Comment mange-t-on un éléphant?

Combien de gens sont effrayés par toutes sortes de projets? Ça peut être professionnel, une entreprise, un projet personnel comme construire une maison, etc. Vous savez, ils aimeraient réaliser quelque chose, mais à l’instant même où ils ont l’idée, ils voient les centaines d’embûches qui vont survenir. C’est le découragement puis le retour à la réalité. Le rêve n’aura duré que quelques secondes. Quelques minutes dans les meilleurs cas. 

Peut-être est-ce parce que je suis un optimiste. Peut-être est-ce parce que j’ai appris à atteindre des objectifs à l’époque que j’étais un jeune footballeur. Ou je ne suis qu’un rêveur insouciant? Peu importe, j’aime voir grand et réaliser des choses ne me fait pas peur. La différence avec les autres? Je sais comment manger un éléphant!

Mais où il s’en va avec son éléphant lui? C’est une de mes phrases clés pour diminuer les problèmes, les miens comme ceux des autres, à un niveau ridicule. Mon pote a peur de se planter? Je vois trop grand avec ma nouvelle idée? Un autre aimerait faire tel truc, mais s’en croit incapable? Défi trop gros? Plein de problèmes en vue? Alors il ne suffit que de demander « comment mange-t-on un éléphant? ». Par petites bouchés voyons!

Voilà, du coup, il n’y a plus de problème et tout est devenu possible. On a quelque chose de très gros, l’éléphant, et un objectif, le manger. Comment y arrive-t-on? En le mangeant par petites bouchées! C’est tellement simple…

N’essayez pas de manger un quartier d’éléphant d’un coup. Ça ne passera pas. Par contre, une fourchette à la fois, c’est fou comment ça avance et comment on apprécie ce délicieux éléphant.

Pour les projets et les rêves, c’est la même chose. Bien qu’on doive garder en tête que l’objectif est une montagne à gravir, il faut commencer par emprunter le sentier avant de penser au glacier qui est au haut du sommet.

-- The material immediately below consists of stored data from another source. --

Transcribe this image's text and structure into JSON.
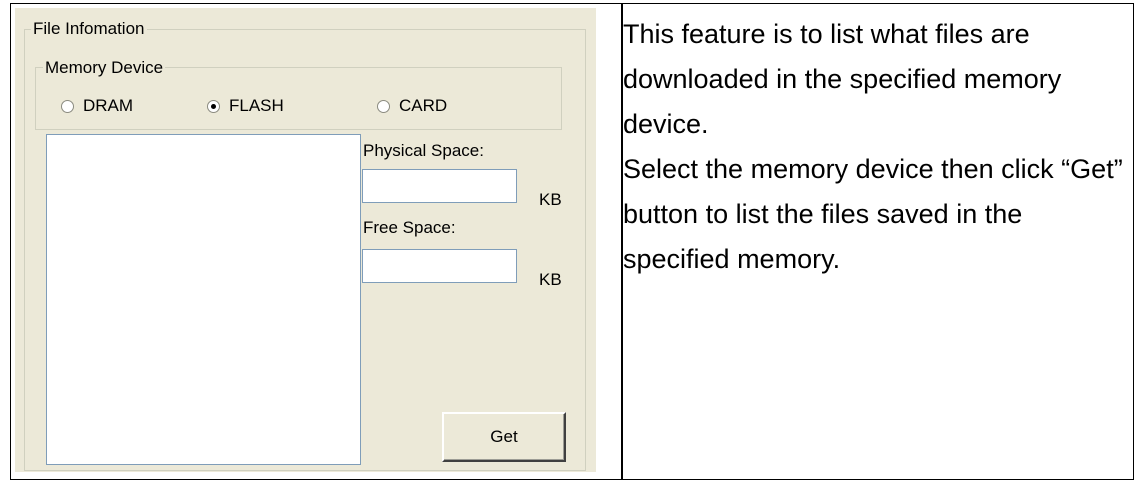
{
  "panel": {
    "file_group_title": "File Infomation",
    "memory_group_title": "Memory Device",
    "radios": [
      {
        "label": "DRAM",
        "selected": false
      },
      {
        "label": "FLASH",
        "selected": true
      },
      {
        "label": "CARD",
        "selected": false
      }
    ],
    "physical_space_label": "Physical Space:",
    "physical_space_value": "",
    "physical_space_unit": "KB",
    "free_space_label": "Free Space:",
    "free_space_value": "",
    "free_space_unit": "KB",
    "get_button_label": "Get"
  },
  "description": {
    "paragraph1": "This feature is to list what files are downloaded in the specified memory device.",
    "paragraph2": "Select the memory device then click “Get” button to list the files saved in the specified memory."
  }
}
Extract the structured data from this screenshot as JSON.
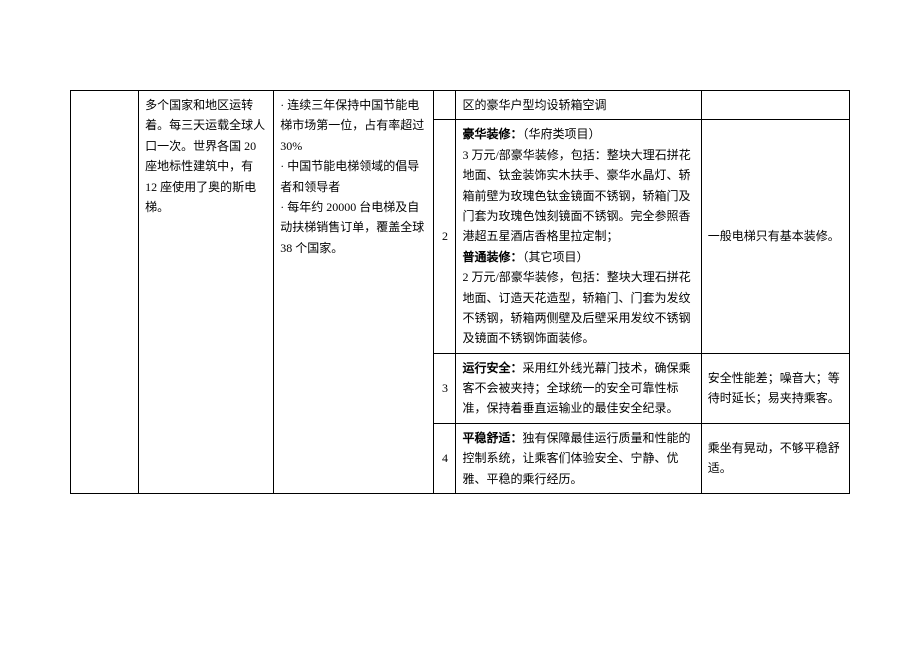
{
  "col_b_r1": "多个国家和地区运转着。每三天运载全球人口一次。世界各国 20 座地标性建筑中，有 12 座使用了奥的斯电梯。",
  "col_c_r1": "· 连续三年保持中国节能电梯市场第一位，占有率超过 30%\n· 中国节能电梯领域的倡导者和领导者\n· 每年约 20000 台电梯及自动扶梯销售订单，覆盖全球 38 个国家。",
  "r1_e": "区的豪华户型均设轿箱空调",
  "r2_d": "2",
  "r2_e_lux_title": "豪华装修：",
  "r2_e_lux_proj": "（华府类项目）",
  "r2_e_lux_body": "3 万元/部豪华装修，包括：整块大理石拼花地面、钛金装饰实木扶手、豪华水晶灯、轿箱前壁为玫瑰色钛金镜面不锈钢，轿箱门及门套为玫瑰色蚀刻镜面不锈钢。完全参照香港超五星酒店香格里拉定制；",
  "r2_e_std_title": "普通装修：",
  "r2_e_std_proj": "（其它项目）",
  "r2_e_std_body": "2 万元/部豪华装修，包括：整块大理石拼花地面、订造天花造型，轿箱门、门套为发纹不锈钢，轿箱两侧壁及后壁采用发纹不锈钢及镜面不锈钢饰面装修。",
  "r2_f": "一般电梯只有基本装修。",
  "r3_d": "3",
  "r3_e_title": "运行安全：",
  "r3_e_body": "采用红外线光幕门技术，确保乘客不会被夹持；全球统一的安全可靠性标准，保持着垂直运输业的最佳安全纪录。",
  "r3_f": "安全性能差；噪音大；等待时延长；易夹持乘客。",
  "r4_d": "4",
  "r4_e_title": "平稳舒适：",
  "r4_e_body": "独有保障最佳运行质量和性能的控制系统，让乘客们体验安全、宁静、优雅、平稳的乘行经历。",
  "r4_f": "乘坐有晃动，不够平稳舒适。"
}
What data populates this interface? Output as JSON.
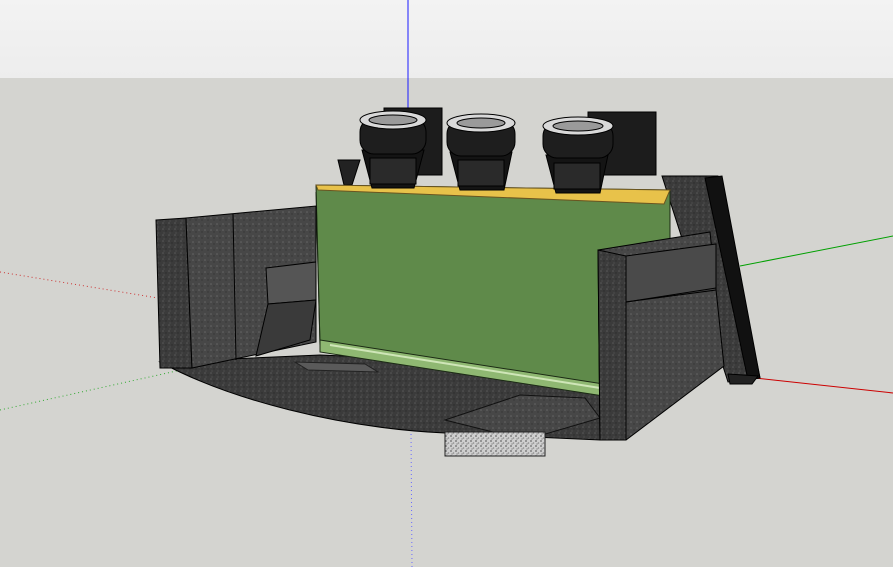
{
  "viewport": {
    "sky_color": "#eeeeee",
    "ground_color": "#d4d4d0",
    "axis_colors": {
      "red": "#cc0000",
      "green": "#00a000",
      "blue": "#1a1aff"
    }
  },
  "model": {
    "box_color": "#5f8a4a",
    "trim_color": "#e8c24a",
    "carpet_color": "#3d3d3d",
    "speaker_count": 3
  }
}
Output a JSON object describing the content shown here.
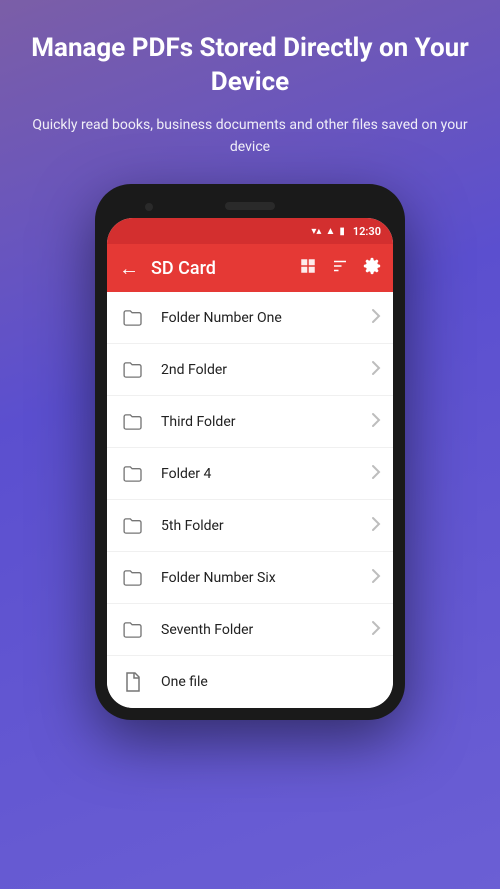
{
  "hero": {
    "title": "Manage PDFs Stored Directly on Your Device",
    "subtitle": "Quickly read books, business documents and other files saved on your device"
  },
  "status_bar": {
    "time": "12:30"
  },
  "app_bar": {
    "title": "SD Card",
    "back_label": "←",
    "icon1": "□",
    "icon2": "⊡",
    "icon3": "⚙"
  },
  "files": [
    {
      "name": "Folder Number One",
      "type": "folder"
    },
    {
      "name": "2nd Folder",
      "type": "folder"
    },
    {
      "name": "Third Folder",
      "type": "folder"
    },
    {
      "name": "Folder 4",
      "type": "folder"
    },
    {
      "name": "5th Folder",
      "type": "folder"
    },
    {
      "name": "Folder Number Six",
      "type": "folder"
    },
    {
      "name": "Seventh Folder",
      "type": "folder"
    },
    {
      "name": "One file",
      "type": "file"
    }
  ]
}
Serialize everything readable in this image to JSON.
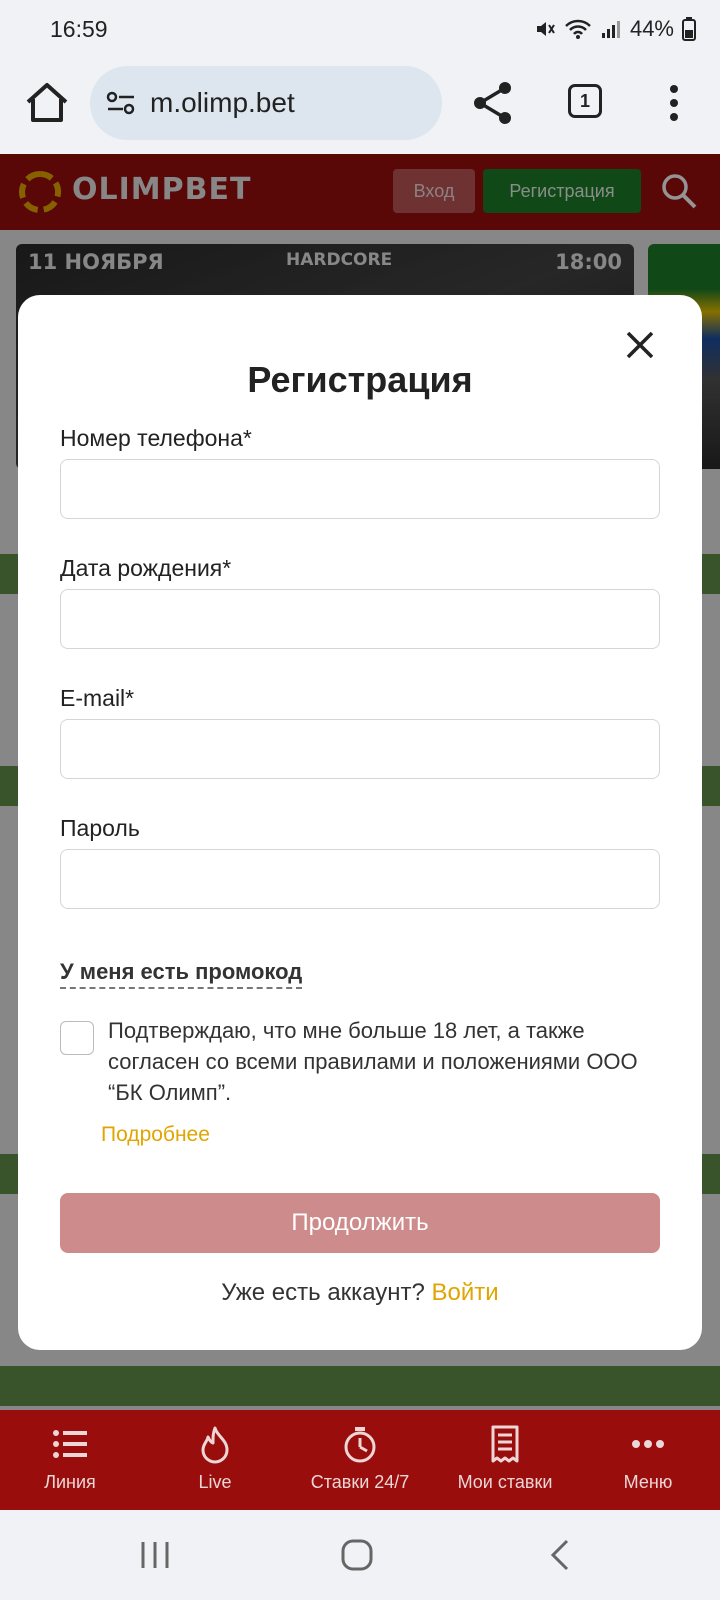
{
  "status_bar": {
    "time": "16:59",
    "battery": "44%"
  },
  "browser": {
    "url": "m.olimp.bet",
    "tab_count": "1"
  },
  "site": {
    "logo_text": "OLIMPBET",
    "login_label": "Вход",
    "register_label": "Регистрация",
    "banner": {
      "date": "11 НОЯБРЯ",
      "brand": "HARDCORE",
      "time": "18:00"
    }
  },
  "modal": {
    "title": "Регистрация",
    "phone_label": "Номер телефона*",
    "birth_label": "Дата рождения*",
    "email_label": "E-mail*",
    "password_label": "Пароль",
    "promo_label": "У меня есть промокод",
    "agree_text": "Подтверждаю, что мне больше 18 лет, а также согласен со всеми правилами и положениями ООО “БК Олимп”.",
    "more_link": "Подробнее",
    "continue_label": "Продолжить",
    "have_account": "Уже есть аккаунт?",
    "login_link": "Войти"
  },
  "bottom_nav": [
    {
      "label": "Линия",
      "icon": "list-icon"
    },
    {
      "label": "Live",
      "icon": "flame-icon"
    },
    {
      "label": "Ставки 24/7",
      "icon": "stopwatch-icon"
    },
    {
      "label": "Мои ставки",
      "icon": "receipt-icon"
    },
    {
      "label": "Меню",
      "icon": "more-horizontal-icon"
    }
  ],
  "colors": {
    "brand_red": "#9a0d0d",
    "register_green": "#1e7d2a",
    "link_yellow": "#e0a500",
    "disabled_button": "#cd8b8b"
  }
}
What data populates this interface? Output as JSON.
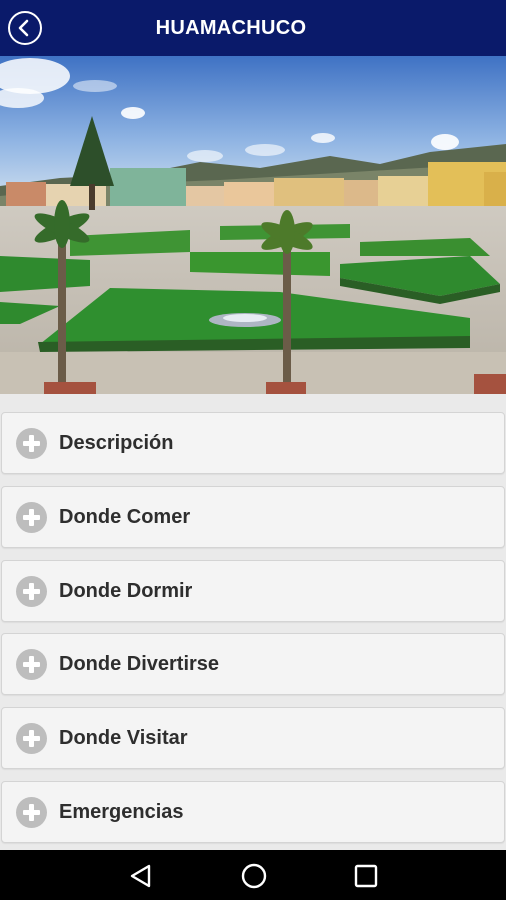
{
  "appbar": {
    "title": "HUAMACHUCO",
    "back_icon": "back-arrow-circle-icon",
    "background": "#0a1a6a"
  },
  "hero": {
    "subject": "town-plaza-photo"
  },
  "menu": {
    "items": [
      {
        "label": "Descripción",
        "icon": "plus-circle-icon"
      },
      {
        "label": "Donde Comer",
        "icon": "plus-circle-icon"
      },
      {
        "label": "Donde Dormir",
        "icon": "plus-circle-icon"
      },
      {
        "label": "Donde Divertirse",
        "icon": "plus-circle-icon"
      },
      {
        "label": "Donde Visitar",
        "icon": "plus-circle-icon"
      },
      {
        "label": "Emergencias",
        "icon": "plus-circle-icon"
      }
    ]
  },
  "navbar": {
    "buttons": [
      "back-triangle-icon",
      "home-circle-icon",
      "recents-square-icon"
    ]
  }
}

Une autre phrase qui illustre bien ceci est « on traversera la rivière quand on y sera rendu ». À quoi bon se tracasser avec un tas d’affaires qui pourraient arriver dans le futur alors que nous devrions régler les problèmes présents? Puis, une fois qu’on décide de se rendre à la rivière avant de s’en faire, on s’aperçoit que c’est plus simple qu’on pense. La rivière n’est peut-être pas si grosse qu’on le pensait.

Bref, que ce soit un éléphant, une montagne ou une rivière, il faut garder l’objectif en tête, mais de faire une stratégie et la découper en petites tâches simples. En réalisant ses petites tâches, on accumule les petits succès. On se sent bons et motivés à continuer. Il n’y  pas déjà quelqu’un qui a dit que le bonheur est dans les petites choses?